Bir gece ansızın…
Bundan tam 46 yıl önceydi. Kıbrıs bir cehennem adasına dönmüştü. ENOSİS hayalleri peşinde koşan Rumlar, katliam üzerine katliam gerçekleştiriyorlardı. Türk Alayının Doktoru Nihat İlhan’ın eşi ve 3 çocuğunun katledilerek banyo küvetine atılan cesetlerin yayınlanması bardağı taşıran damla oldu.
20 Temmuz 1974’te Türk Askeri adaya çıktı. Kıbrıs Barış Harekâtı gerçekleşti.
Oysa bu harekât 10 yıl öncenin planıydı. 10 yıl erteleme ile yapılabildi. Çünkü 1964’te ünlü Johnson Mektubu geldi. Hem de TBMM’nin Hükümet’e Kıbrıs’a müdahale yetkisi verdiği bir anda. ABD Başkanı Johnson, Başbakan İsmet İnönü’ye “Sakın ha” diyordu…
Hakarete varan ağır tehditler vardı o mektupta. ABD Başkanı, Türkiye Cumhuriyeti’nin Başvekiline “Elindeki silahlar benim, kullanamazsın” mesajı gönderiyordu. Kullanılması halinde de NATO’dan çıkarıp Sovyet işgali ile baş başa bırakmakla tehdit ediyordu.
Yapamadık biz o harekâtı. Kıbrıs’ta soydaşlarımız katledilirken, eli kolu bağlı oturmak zorunda kaldık.
Milletçe kahrolduk. 10 yıl boyunca zulüm ve katliam haberlerini radyodan dinledik…
O günlerde Başbakan İnönü’nün Johnson’ın tehditlerine karşı “Yeni bir dünya kurulur ve Türkiye o dünyada yerini alır” sözlerini sarf ettiği söylendi. Söylenip söylenmediği belli olmayan iç politikaya yönelik mesajlardı bunlar. Çünkü ne yeni bir dünya kuruldu, ne de biz o dünyada yerimizi aldık.
Türkiye, ABD’nin dümen suyunda yoluna devam etti…
***
Nihayet 1974 Yılının 20 Temmuz’unda gerçekleştirebildik o harekâtı. Çünkü bıçak kemiğe dayanmış, on binler sokağa dökülmüştü. “Ordu Kıbrıs’a” sloganları atılıyordu. Meydanlar, “Ya taksim, ya ölüm” haykırışları ile inliyordu.
Bir gece ansızın Kıbrıs’a çıktık. Soydaşlarımızı zulümden kurtardık. O gün bugündür huzur var adada.
Bunu yaptık, ama çok büyük bedeller ödedik. Amerika, ambargo üzerine ambargo koydu.
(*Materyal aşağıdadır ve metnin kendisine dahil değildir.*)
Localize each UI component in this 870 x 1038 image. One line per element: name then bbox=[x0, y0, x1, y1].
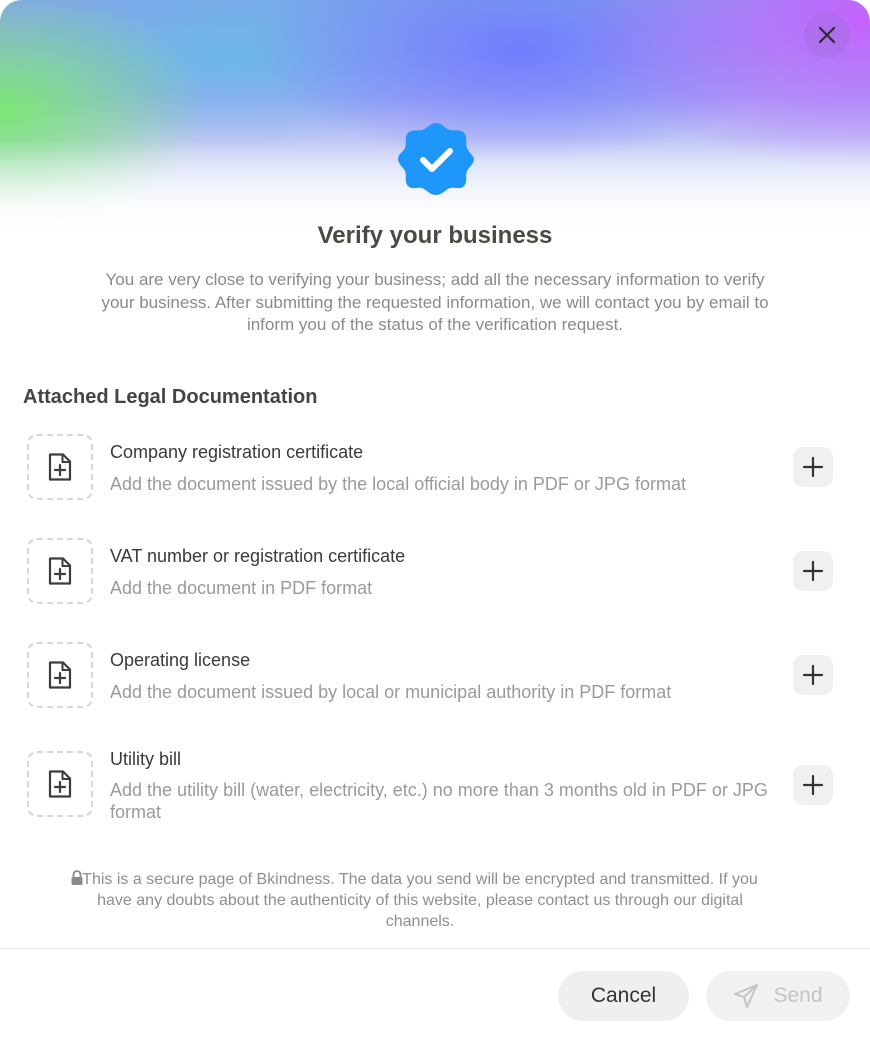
add-document-button[interactable] bbox=[793, 765, 833, 805]
cancel-button-label: Cancel bbox=[590, 984, 657, 1007]
section-title: Attached Legal Documentation bbox=[23, 386, 318, 408]
plus-icon bbox=[802, 664, 824, 686]
footer-divider bbox=[0, 948, 870, 949]
document-upload-box[interactable] bbox=[27, 751, 93, 817]
plus-icon bbox=[802, 560, 824, 582]
cancel-button[interactable]: Cancel bbox=[558, 971, 689, 1021]
document-description: Add the document in PDF format bbox=[110, 578, 373, 598]
file-plus-icon bbox=[48, 770, 72, 798]
document-item-vat-number: VAT number or registration certificate A… bbox=[0, 537, 870, 607]
verify-business-modal: Verify your business You are very close … bbox=[0, 0, 870, 1038]
send-button[interactable]: Send bbox=[706, 971, 850, 1021]
document-description: Add the document issued by the local off… bbox=[110, 474, 686, 494]
verified-badge-icon bbox=[398, 123, 474, 195]
document-item-operating-license: Operating license Add the document issue… bbox=[0, 641, 870, 711]
document-item-utility-bill: Utility bill Add the utility bill (water… bbox=[0, 749, 870, 828]
close-icon bbox=[818, 26, 836, 44]
file-plus-icon bbox=[48, 557, 72, 585]
add-document-button[interactable] bbox=[793, 447, 833, 487]
send-icon bbox=[734, 984, 759, 1008]
send-button-label: Send bbox=[773, 984, 823, 1007]
modal-title: Verify your business bbox=[317, 222, 553, 249]
modal-description: You are very close to verifying your bus… bbox=[101, 270, 769, 334]
document-title: Utility bill bbox=[110, 749, 182, 769]
file-plus-icon bbox=[48, 453, 72, 481]
document-title: Company registration certificate bbox=[110, 442, 364, 462]
document-description: Add the document issued by local or muni… bbox=[110, 682, 672, 702]
document-item-company-registration: Company registration certificate Add the… bbox=[0, 433, 870, 503]
add-document-button[interactable] bbox=[793, 655, 833, 695]
document-upload-box[interactable] bbox=[27, 642, 93, 708]
document-upload-box[interactable] bbox=[27, 538, 93, 604]
plus-icon bbox=[802, 456, 824, 478]
document-title: VAT number or registration certificate bbox=[110, 546, 406, 566]
document-description: Add the utility bill (water, electricity… bbox=[110, 780, 768, 822]
plus-icon bbox=[802, 774, 824, 796]
document-upload-box[interactable] bbox=[27, 434, 93, 500]
add-document-button[interactable] bbox=[793, 551, 833, 591]
document-title: Operating license bbox=[110, 650, 251, 670]
close-button[interactable] bbox=[804, 12, 850, 58]
file-plus-icon bbox=[48, 661, 72, 689]
secure-page-note: This is a secure page of Bkindness. The … bbox=[82, 871, 758, 930]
Halkın en temel ihtiyacı olan tüp gaz ve yağ bile bulunamadı. Dükkânların önünde uzun kuyruklar oluştu. Ben de dahil çoğumuzun çocukluğu o kuyruklarda geçti.
Ama bu bedeli seve seve ödedi millet…
Kimse sesini çıkarmadı. Kimse “Bizim ne işimiz var Kıbrıs’ta” demedi. Bütün Türkiye, Kıbrıs’ı milli bir dava olarak gördü. Herkes ülkeyi yönetenlere gereken desteği verdi.
***
Tabi ki o günden bu yana köprünün altından çok sular aktı…
Milli savunma sanayimizi geliştirdik. Artık kendi silahlarımızı kendimiz yapıyoruz. Kimse “Elindeki silahları ben verdim” diyemiyor bize.
Adım atarken kimseden icazet beklemiyoruz. Kimsenin dümen suyunda hareket etmiyoruz.
Gerekirse bir gece ansızın gidiyoruz. Gereğini de yerine getiriyoruz. Hakkımızı ve hukukumuzu her yerde koruyoruz.
Ama önemli bir sıkıntımız var şimdi: “Ne işimiz var bizim oralarda” diyenler! İçimizden çıkan çatlak sesler!
Adeta bu ülkenin önüne konulmuş takoz gibiler. Sanki bize değil başkalarının nam ve hesabına çalışıyorlar.
Onlara rağmen iyi, çok iyiyiz biz. Bunu, geçmişi bizzat yaşayan bu ülkenin bir ferdi olarak söylüyorum. Gururla da tekrarlıyorum…
Artık eline vurulup, ekmeği alınan Türkiye yok. Oyuncu değil, bölgemizde oyun kurucu olduk biz!